# Capturing Hopper DVR recordings to desktop PC



## Whitefox (Feb 13, 2014)

Is it true a Hauppauge PVR is the best way to capture Hopper DVR recordings to a desktop PC? If so, what is the best HD PVR model to use? If not Hauppauge, what is the best device to use?


----------



## Jim5506 (Jun 7, 2004)

If you are pretty good with computers, you can try the new Hopper method discussed at http://groups.yahoo.com/group/PVRExplorer. It is easier to use the VIP DVR series than the Hopper because the copying software has not caught up to the Hopper technology completely yet, copying from a ViP 722 is much smoother.

BTY, programming on the internal drives of all Dish DVRs is not encrypted, so copying it does not violate DRM.

Otherwise, the Hauppauge is good except for certain channels that have component output blocked or downrezzed to 480p(I believe HBO for instance).

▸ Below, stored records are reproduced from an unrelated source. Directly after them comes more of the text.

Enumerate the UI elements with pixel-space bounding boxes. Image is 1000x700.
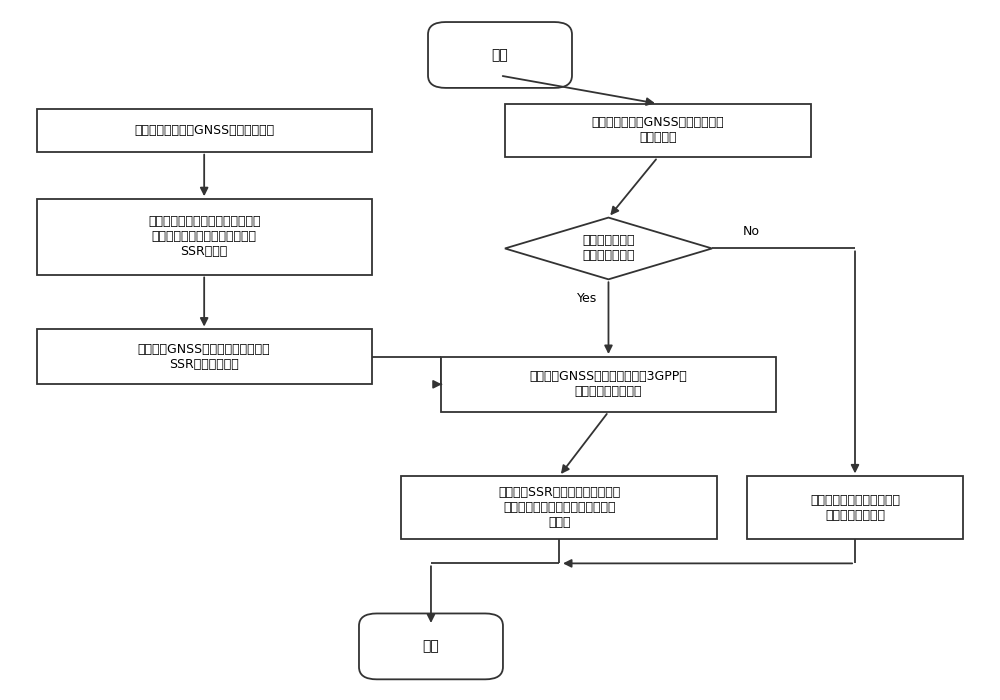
Text: 网络辅助GNSS定位服务器获取上述
SSR改正数并保存: 网络辅助GNSS定位服务器获取上述 SSR改正数并保存	[138, 343, 270, 371]
Text: 终端与网络辅助GNSS定位服务器建
立通信连接: 终端与网络辅助GNSS定位服务器建 立通信连接	[591, 116, 724, 144]
Bar	[401, 476, 717, 540]
Text: 参考站全天候记录GNSS卫星观测数据: 参考站全天候记录GNSS卫星观测数据	[134, 124, 274, 137]
Text: 网络辅助GNSS定位服务器按照3GPP协
议将数据封装并传输: 网络辅助GNSS定位服务器按照3GPP协 议将数据封装并传输	[530, 370, 687, 398]
Text: 终端采用标准单点定位算法
求解得到位置信息: 终端采用标准单点定位算法 求解得到位置信息	[810, 494, 900, 522]
Polygon shape	[505, 218, 712, 279]
Bar	[441, 357, 776, 412]
Bar	[747, 476, 963, 540]
Bar	[37, 199, 372, 274]
FancyBboxPatch shape	[428, 22, 572, 88]
Text: 结束: 结束	[423, 639, 439, 653]
Text: No: No	[743, 225, 760, 238]
Text: Yes: Yes	[577, 292, 597, 304]
FancyBboxPatch shape	[359, 613, 503, 679]
Text: 数据处理中心汇总数据并计算卫星
轨道、钟差、电离层、码偏差等
SSR改正数: 数据处理中心汇总数据并计算卫星 轨道、钟差、电离层、码偏差等 SSR改正数	[148, 216, 260, 258]
Bar	[37, 330, 372, 384]
Text: 终端获取SSR改正数并采用实时精
密单点定位算法求解得到高精度位
置信息: 终端获取SSR改正数并采用实时精 密单点定位算法求解得到高精度位 置信息	[498, 486, 620, 529]
Text: 开始: 开始	[492, 48, 508, 62]
Bar	[37, 109, 372, 152]
Text: 终端请求高精度
定位辅助数据？: 终端请求高精度 定位辅助数据？	[582, 234, 635, 262]
Bar	[505, 104, 811, 158]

There are also some HDMI input cards on the market - one by BlackMagix or something like that that will accept the HDMI output from your receiver, but may also fall prey to the same DRM as the Hauppauge on restricted programming.

If you can tolerate SD you could just play the programs into the composite input of a DVR recorder.


----------



## Whitefox (Feb 13, 2014)

Thank you for the helpful advice.


----------